“L’intelletto è limitato e il miglior modo di capire la realtà è usare i sentimenti e l’intuizione perché la verità è una terra senza sentieri” lo pensava il fiorentino Tiziano Terzari, giornalista e scrittore amatissimo (1938 – 2004).
I suoi libri sono pieni di spunti educativi, si possono coglierne tra le righe e in modo diretto. Ha viaggiato e scritto per una vita intera, fatte esperienze che gli hanno permesso di cambiarla in modo che gli assomigliasse, gliel’hanno reso piena così tanto da essersi sentito curioso persino di morire – mi rincresce solo che non potrò scriverne – diceva. A proposito dei libri: la vera conoscenza non viene dai libri, neppure da quelli sacri, ma dall’esperienza personale.
“La cosa più bella che un giovane possa fare è di inventarsi un lavoro che corrisponde ai suoi talenti, alle sue aspirazioni, alla sua gioia”.
Perché nella vita c’è sempre una strada e i giovani vanno aiutati a cercarla con tutti i mezzi prima che sia tardi e possa sfuggire loro. Lo scrittore fiorentino parla di sé, delle sue esperienze, si rivolge a tutti senza limiti di età ma indiscutibili sono i messaggi che ha lasciato per i giovani e i consigli per tutti gli educatori.

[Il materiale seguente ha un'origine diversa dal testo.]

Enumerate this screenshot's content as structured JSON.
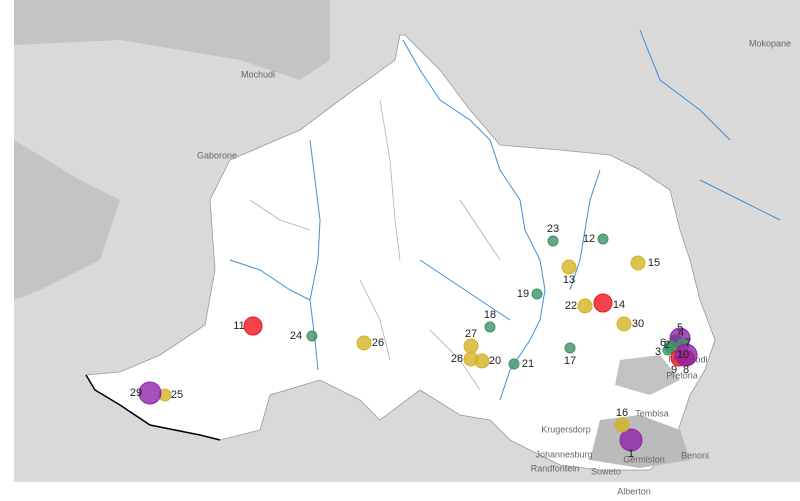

Per lui la grande bellezza sta nella diversità, comprenderla e accettarla, ogni volta con rinnovata meraviglia, serve a capire chi siamo e dove stiamo ma anche quanto tutti siamo unici. Necessario è guardare l’Universo come un tutt’uno in cui ogni parte riflette la totalità.
Bisogna superare le paure con il coraggio e rispettare la regola secondo la quale quando sei a un bivio e trovi una strada che va in su e una che va in giù, devi prendere quella che va in su. E’ più facile andare in discesa ma salire è un altro modo di vedere le cose, è una sfida.
Gli educatori devono invitare i ragazzi a prendere decisioni in autonomia perché l’unico vero “maestro” ognuno lo porta dentro di sé. I giovani vanno spronarli a vivere il loro presente, il passato altro non è che uno strumento per vivere al meglio il presente.
Il suo è un invito a vivere il presente ognuno al proprio ritmo, con tutta la calma di cui si necessita, una calma che consente di innamorarsi delle cose, commuoversi, apprezzare la solitudine e la buona compagnia in ugual misura.
Correre o vivere freneticamente, come spesso facciamo noi “grandi”, non serve a essere felici e siamo bravissimi a inventare scuse per non fermarci a riflettere. Così facendo sprechiamo il nostro tempo. A volte bisogna rischiare, fare altre cose. Occorre rinunziare ad alcune garanzie perché sono anche delle condizioni.
La nostra economia ci costringe a lavorare a ritmi spaventosi per produrre delle cose per lo più inutili, ci affanniamo per comprare cose effimere e arriviamo stanchi la sera ma questo ritmo forsennato è utile solo a dare soldi alle società multinazionali, alle grandi aziende, ma non dà felicità alla gente.
Per essere felici, sostiene Terzari, bisogna essere capaci di godere di poche cose necessarie, non serve lavorare per accumulare cose futili. Un uomo che si accontenta è un uomo felice. Facciamo quello che è giusto, invece di quello che ci conviene. Educhiamo i figli a essere onesti, non furbi.
Sull’educazione:
L’educazione dovrebbe cominciare con l’insegnare il valore della non violenza, che ha a che fare poi con tutto: con l’essere vegetariano, col rispettare il mondo, col pensare che questa terra non te l’han data a te, che è di tutti e tu non puoi impunemente metterti a tagliare e fare buchi.
Sui viaggi
Ogni posto è una miniera. Basta lasciarsi andare, darsi tempo, stare seduti in una casa da tè a osservare la gente che passa, mettersi in un angolo del mercato, andare a farsi i capelli e poi seguire il bandolo di una matassa che può cominciare con una parola, con un incontro, con l’amico di un amico di una persona che si è appena incontrata e il posto più scialbo, più insignificante della terra diventa uno specchio del mondo, una finestra sulla vita, un teatro di umanità dinanzi al quale ci si potrebbe fermare senza più il bisogno di andare altrove.
La miniera è esattamente là dove si è: basta scavare.